I have tried to give linked to these book in real shops or the authors websites. As just like small businesses climbing authors need your support.

Bouldering: Movement, Tactics and Problems by Peter Beal

A book that will help you develop you bouldering, by an active climber and blogger Peter Beal. You can read more about his musing at Mountains and Rivers. The book is more US centric, but climbing is climbing.

$17

Bouldering Essentials by David Flanagan

Another book specifically aimed at bouldering. It is good for virtually anyone from beginner to expert. So whether you are a complete rock monkey smashing out V9 or an indoor climber looking for advice to boulder outside for the first time there is pretty much something in here for everyone. Check out his website.

€25

How to Climb Harder by Mark Reeves

My book that does exactly what it says on the tin, in that it helps you tackle your climbing performance from a multitude of different angle be it tactical, technical, physiological and psychological. It is available from pesda press.

£15.99

Outdoor First Aid by Kath Wills

Whatever activity you do outside, then knowing some first aid is vital. As extreme sports are extreme for a reason. The consequences can be serious and what you do in the first minutes after an accident really can be lifesaving. It is available from pseda press.

£15.99

North Wales Climbs by Rockfax

This is the guidebook to North Wales that I helped author. It has been extremely well received. I think it is awesome, I suggest you check it out in you local outdoor shop or direct from the rockfax website. They produce loads of great guidebooks to a whole host of areas both in the UK and abroad.

£29.95

Hanging By A Thread by Mark Reeves

My book on the overview of history, science, technology and culture of rock climbing and mountaineering. A kind of one stop shop for climbing history. My mission this year is going to be turning it into a web series on Youtube. It is only available in print and ebook from amazon

£12.98

Nature of Snowdonia by Mike Raine

This book covers the whole gambit of nature in the Snowdonia National Park. However much of what is covered is also true in any upland area in the UK. This is a great book to help open your eyes as what you can find whilst out walking or climbing. Available from pesda press.

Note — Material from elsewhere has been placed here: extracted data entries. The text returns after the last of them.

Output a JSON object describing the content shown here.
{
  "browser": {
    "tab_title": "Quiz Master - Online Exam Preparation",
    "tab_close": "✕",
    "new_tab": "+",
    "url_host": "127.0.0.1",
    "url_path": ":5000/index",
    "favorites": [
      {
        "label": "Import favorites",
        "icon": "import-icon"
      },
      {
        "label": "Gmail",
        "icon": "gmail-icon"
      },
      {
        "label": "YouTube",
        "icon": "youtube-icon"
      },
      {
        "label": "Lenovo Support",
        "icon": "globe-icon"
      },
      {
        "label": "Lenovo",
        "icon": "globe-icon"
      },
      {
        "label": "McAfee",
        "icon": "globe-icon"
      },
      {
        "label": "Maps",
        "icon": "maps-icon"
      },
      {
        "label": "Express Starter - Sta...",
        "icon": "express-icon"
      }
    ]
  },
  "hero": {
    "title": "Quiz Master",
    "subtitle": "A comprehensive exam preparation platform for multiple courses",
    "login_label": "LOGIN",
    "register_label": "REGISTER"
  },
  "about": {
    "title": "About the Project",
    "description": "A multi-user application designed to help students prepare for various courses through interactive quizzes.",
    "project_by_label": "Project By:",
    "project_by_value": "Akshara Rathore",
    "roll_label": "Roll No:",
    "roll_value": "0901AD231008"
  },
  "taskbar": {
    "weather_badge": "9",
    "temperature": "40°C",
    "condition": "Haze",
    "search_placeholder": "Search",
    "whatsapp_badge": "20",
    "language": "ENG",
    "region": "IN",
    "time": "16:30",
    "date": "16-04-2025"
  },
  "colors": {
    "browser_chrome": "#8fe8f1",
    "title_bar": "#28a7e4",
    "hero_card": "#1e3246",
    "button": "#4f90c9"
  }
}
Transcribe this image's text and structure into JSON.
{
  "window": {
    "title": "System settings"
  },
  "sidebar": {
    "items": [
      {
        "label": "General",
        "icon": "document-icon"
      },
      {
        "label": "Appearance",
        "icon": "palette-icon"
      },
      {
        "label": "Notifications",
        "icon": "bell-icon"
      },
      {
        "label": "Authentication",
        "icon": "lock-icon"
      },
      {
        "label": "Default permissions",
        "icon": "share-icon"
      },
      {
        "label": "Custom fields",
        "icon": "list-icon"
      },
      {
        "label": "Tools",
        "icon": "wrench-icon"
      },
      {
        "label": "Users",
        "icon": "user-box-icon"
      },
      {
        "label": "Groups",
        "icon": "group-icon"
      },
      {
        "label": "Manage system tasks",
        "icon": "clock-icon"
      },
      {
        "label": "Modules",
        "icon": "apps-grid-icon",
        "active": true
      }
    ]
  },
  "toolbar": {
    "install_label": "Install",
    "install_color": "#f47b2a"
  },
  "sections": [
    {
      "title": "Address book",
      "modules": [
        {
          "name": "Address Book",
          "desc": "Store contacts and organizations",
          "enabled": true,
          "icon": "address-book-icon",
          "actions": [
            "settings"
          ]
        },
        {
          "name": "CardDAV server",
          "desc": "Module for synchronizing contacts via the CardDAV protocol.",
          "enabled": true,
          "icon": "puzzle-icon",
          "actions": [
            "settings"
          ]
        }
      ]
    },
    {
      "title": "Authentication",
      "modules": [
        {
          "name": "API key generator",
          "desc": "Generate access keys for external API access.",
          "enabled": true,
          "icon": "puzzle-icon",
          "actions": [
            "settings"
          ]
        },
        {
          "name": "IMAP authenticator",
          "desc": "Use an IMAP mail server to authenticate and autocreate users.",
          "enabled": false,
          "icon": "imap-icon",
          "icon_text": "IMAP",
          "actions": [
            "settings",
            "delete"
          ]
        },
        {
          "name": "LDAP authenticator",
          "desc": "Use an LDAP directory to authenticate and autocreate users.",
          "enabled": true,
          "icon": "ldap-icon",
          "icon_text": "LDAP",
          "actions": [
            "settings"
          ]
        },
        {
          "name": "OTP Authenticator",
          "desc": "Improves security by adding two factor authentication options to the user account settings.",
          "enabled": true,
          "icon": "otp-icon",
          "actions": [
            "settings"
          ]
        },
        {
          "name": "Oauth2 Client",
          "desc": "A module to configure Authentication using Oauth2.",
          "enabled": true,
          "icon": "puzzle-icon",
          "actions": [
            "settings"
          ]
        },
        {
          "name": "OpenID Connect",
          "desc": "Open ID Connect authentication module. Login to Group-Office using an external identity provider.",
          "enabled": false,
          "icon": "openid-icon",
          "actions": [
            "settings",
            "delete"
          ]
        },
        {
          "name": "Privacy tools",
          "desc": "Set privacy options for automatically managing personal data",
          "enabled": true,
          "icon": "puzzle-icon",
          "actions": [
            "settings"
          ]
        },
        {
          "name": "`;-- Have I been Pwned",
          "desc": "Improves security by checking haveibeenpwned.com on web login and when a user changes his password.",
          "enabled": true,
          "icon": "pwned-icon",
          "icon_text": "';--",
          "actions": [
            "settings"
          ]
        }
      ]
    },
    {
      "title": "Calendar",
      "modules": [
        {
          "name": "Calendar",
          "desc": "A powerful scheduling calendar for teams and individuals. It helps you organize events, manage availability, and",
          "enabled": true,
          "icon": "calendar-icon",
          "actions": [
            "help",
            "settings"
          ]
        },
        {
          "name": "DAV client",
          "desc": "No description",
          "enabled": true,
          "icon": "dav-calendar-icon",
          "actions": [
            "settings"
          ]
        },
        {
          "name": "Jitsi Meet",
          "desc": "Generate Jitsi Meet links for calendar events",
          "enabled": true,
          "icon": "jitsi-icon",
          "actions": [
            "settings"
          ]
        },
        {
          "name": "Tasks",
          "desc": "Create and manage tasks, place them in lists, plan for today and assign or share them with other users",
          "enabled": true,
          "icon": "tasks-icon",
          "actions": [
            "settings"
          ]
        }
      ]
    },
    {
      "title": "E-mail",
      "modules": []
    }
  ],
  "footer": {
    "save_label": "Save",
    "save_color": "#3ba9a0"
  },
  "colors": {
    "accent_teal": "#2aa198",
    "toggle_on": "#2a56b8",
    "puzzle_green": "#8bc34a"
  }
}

5.10 on board with Round The World 40 Climbs

So I have mentioned this before and you will be sick of it within a few weeks/months. But my 40th birthday project to go “round the world in 40 climbs” is near to starting. I fly out to South America for the first leg on Boxing day.

As part of the trip I have also been trying to get support from a few sponsors by the way of a fairly elaborate and detailed proposal. I will explain what the proposal says for this first leg in a bit. But I am really pleased to announce that Five Ten UK have support the trip by providing rock  and approach shoes.

Five-10-logo

What is really great about this is ever since 1995 I have had a brand of rock shoes I have used. I was first introduced to them when climbing on the Slate with a very young and talented Leo Houlding. The shoe was the Anasazi Pink, since then I have pretty much always had a pair of the current Anasazi usually the Whites for performance climbing and a comfy pair of velcro for work purposes.

There support means I have a great selection of shoes that would make Imelda Marcos jealous. I have a pair of Stonelands, which i reviewed for UKC and they are the bomb when it comes to a comfy pair of shoes you can wear all day with minimal drop in performance.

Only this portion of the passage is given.